Review of existing systems

Data extraction process from the web can be classified based on the selectors used. Selectors can be CSS or XPath expressions. CSS selectors are said to be faster and are used by many browsers. Ducky [1] uses CSS selectors for extracting data from pages that are similarly structured.

On the other hand, XPath expressions are more reliable, handles text recognition better and a powerful option to locate elements when compared to CSS selectors. Many researches are going on presently in this topic. Oxpath [2] provides an extension for XPath expressions. The system created by V. Crescenzi, P. Merialdo, and D. Qiu [3] uses XPath expressions for locating the training data to create queries posed to the workers of a crowd sourcing platform.

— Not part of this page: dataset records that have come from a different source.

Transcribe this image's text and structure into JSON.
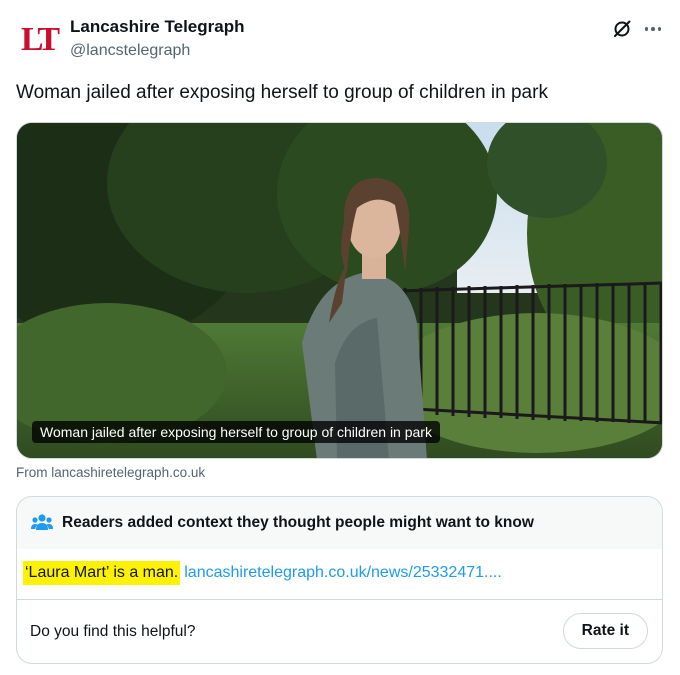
{
  "account": {
    "avatar_text": "LT",
    "display_name": "Lancashire Telegraph",
    "handle": "@lancstelegraph"
  },
  "icons": {
    "grok": "grok-icon",
    "more": "more-icon",
    "people": "people-icon"
  },
  "tweet": {
    "text": "Woman jailed after exposing herself to group of children in park"
  },
  "media": {
    "caption": "Woman jailed after exposing herself to group of children in park",
    "source": "From lancashiretelegraph.co.uk"
  },
  "community_note": {
    "title": "Readers added context they thought people might want to know",
    "highlighted_text": "‘Laura Mart’ is a man.",
    "link_text": "lancashiretelegraph.co.uk/news/25332471....",
    "helpful_prompt": "Do you find this helpful?",
    "rate_button": "Rate it"
  },
  "colors": {
    "accent_link": "#1d9bf0",
    "highlight": "#fff200",
    "logo_red": "#c8102e",
    "secondary_text": "#536471"
  }
}
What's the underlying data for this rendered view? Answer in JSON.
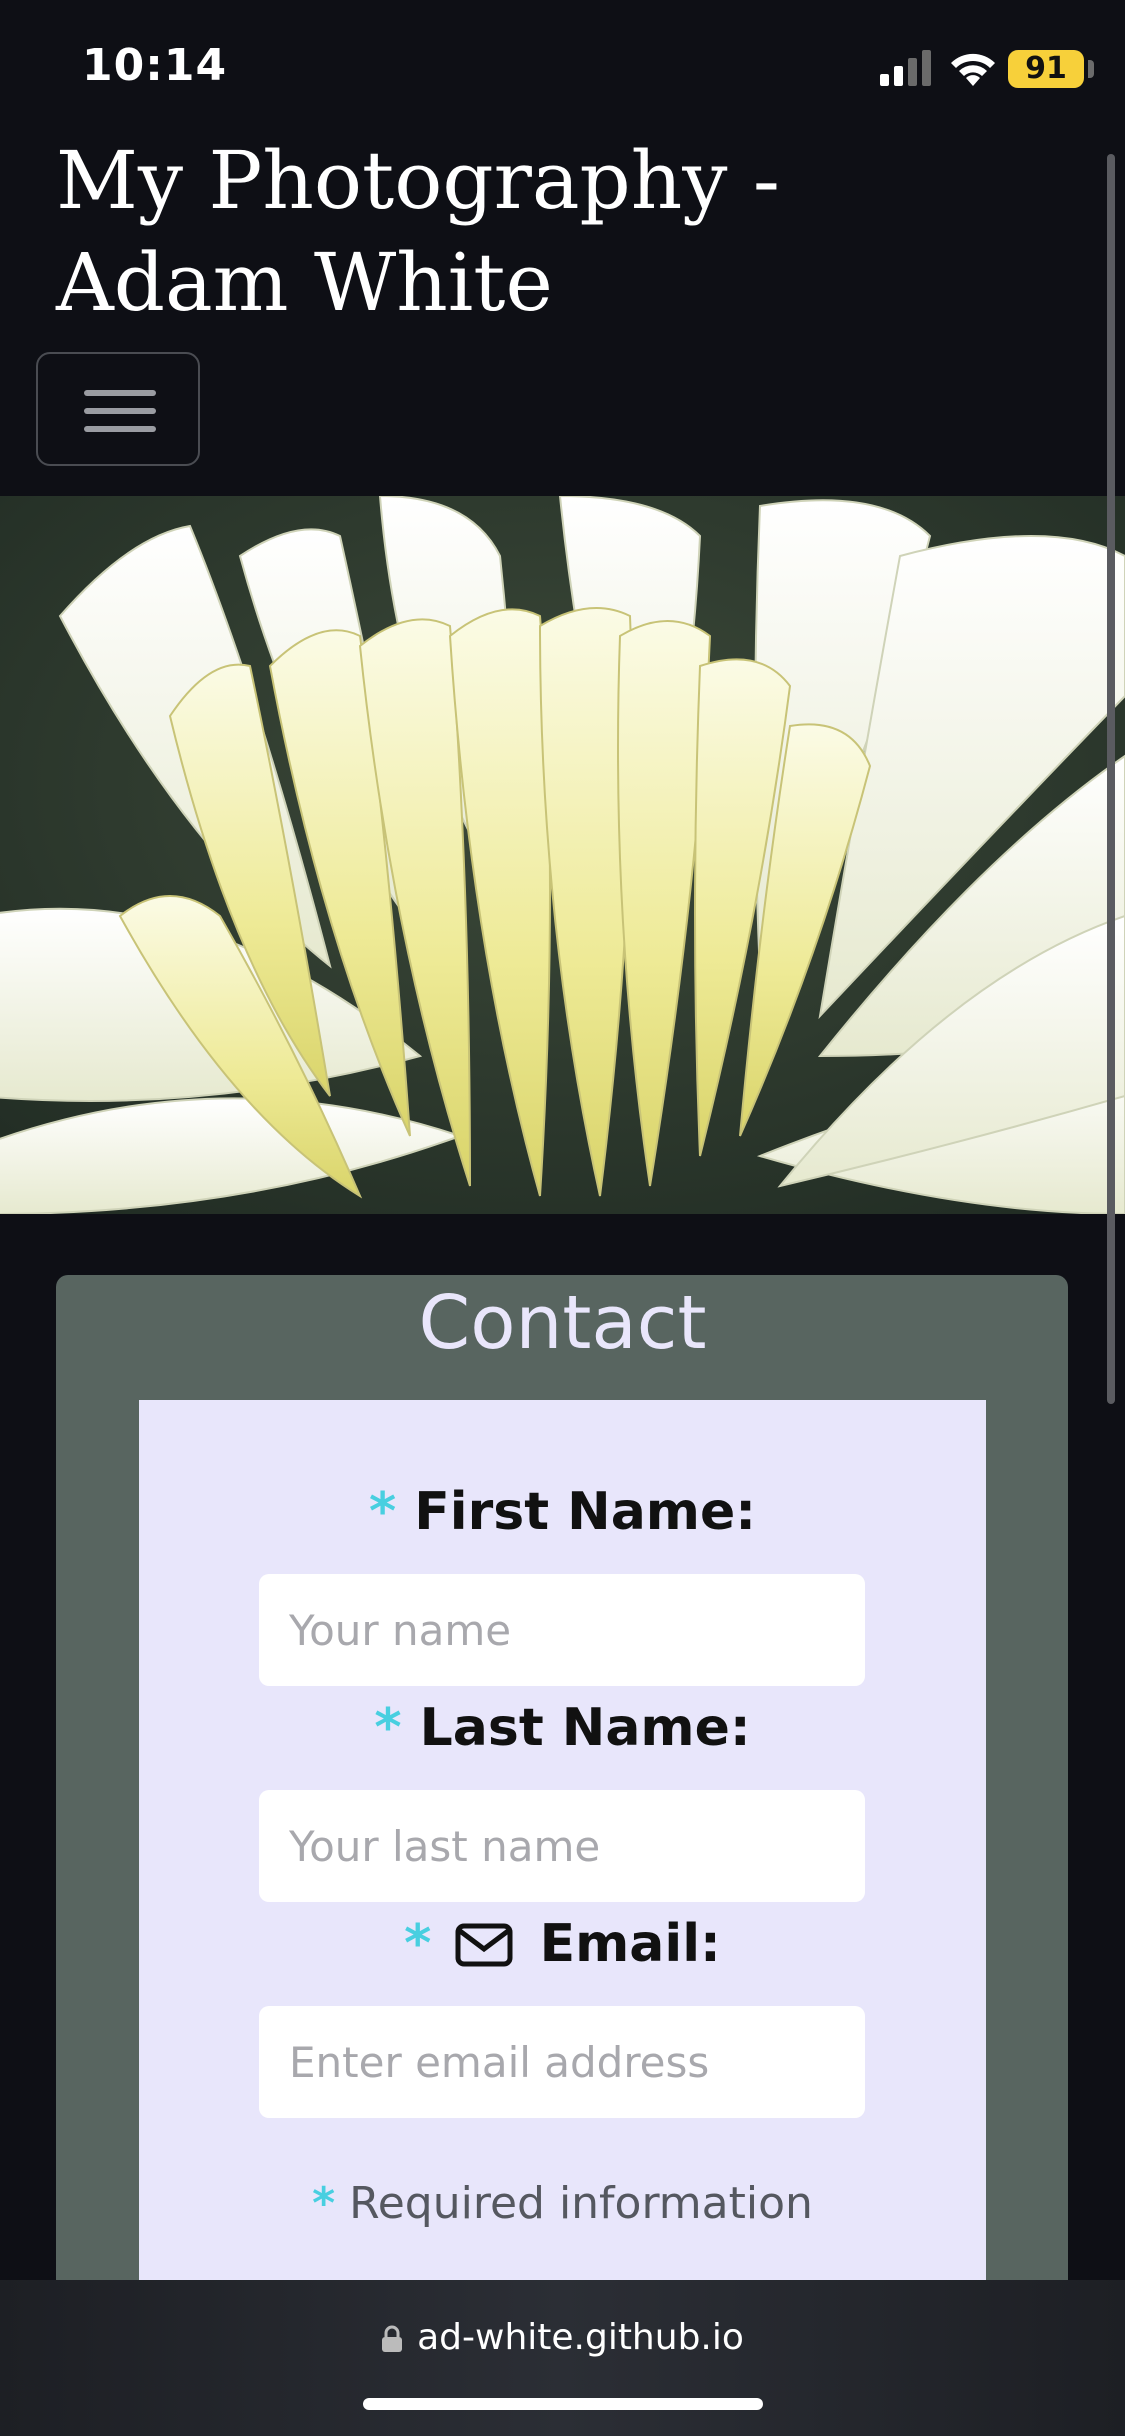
{
  "status_bar": {
    "time": "10:14",
    "battery": "91"
  },
  "header": {
    "site_title": "My Photography - Adam White"
  },
  "hero": {
    "icon": "dahlia-flower-photo"
  },
  "contact": {
    "heading": "Contact",
    "required_marker": "*",
    "first_name": {
      "label": "First Name:",
      "placeholder": "Your name"
    },
    "last_name": {
      "label": "Last Name:",
      "placeholder": "Your last name"
    },
    "email": {
      "label": "Email:",
      "placeholder": "Enter email address"
    },
    "required_note": "Required information"
  },
  "browser": {
    "url": "ad-white.github.io"
  },
  "colors": {
    "accent": "#48cfe0",
    "card": "#586560",
    "panel": "#e8e6fb",
    "background": "#0e0f15"
  }
}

Systems like Ducky and Deixto [4] use the concept of Configuration files where the user inputs the simple details like base pages, a “next” column if there are multiple pages to be parsed. Deixto uses the concept of tag filtering where the unnecessary html tags can be ignored when the DOM (Document Object Model) tree is created.

Scrapy [5], an open source project, provides the framework for web crawlers and extractors. This framework provides support for spider programs that are manually written to extract data from the web. It uses XPath expression to locate the content. The output formats of Ducky and Scrapy include XML, CSV and JSON files.

[1]Kei Kanaoka, Yotaro Fujii and Motomichi Toyama. Ducky: A Data Extraction System for Various Structured Web Documents. In Proceedings of the 18th International Database Engineering & Applications Symposium, IDEAS ’14, pages 342-347, New York, NY, USA, 2014. ACM
[2]T.Furche, G.Gottlob, G.Grasso, C.Schallhart, and A.Sellers. Oxpath: A language for scalable data extraction, automation, and crawling on the deep web. The VLDB Journal, 22(1):47–72, Feb. 2013
[3]V.Crescenzi, P.Merialdo, and D.Qiu. Alfred: Crowd assisted data extraction. In Proceedings of the 22nd International Conference on World Wide Web Companion, WWW ’13 Companion, pages 297–300, Republic and Canton of Geneva, Switzerland, 2013. International World Wide Web Conferences Steering Committee.
[4]F.Kokkoras, K.Ntonas, and N.Bassiliades. Deixto: A web data extraction suite. In Proceedings of the 6th Balkan Conference in Informatics, BCI ’13, pages 9–12, New York, NY, USA, 2013. ACM.
[5]Scrapy: A fast and powerful scraping and web crawling framework.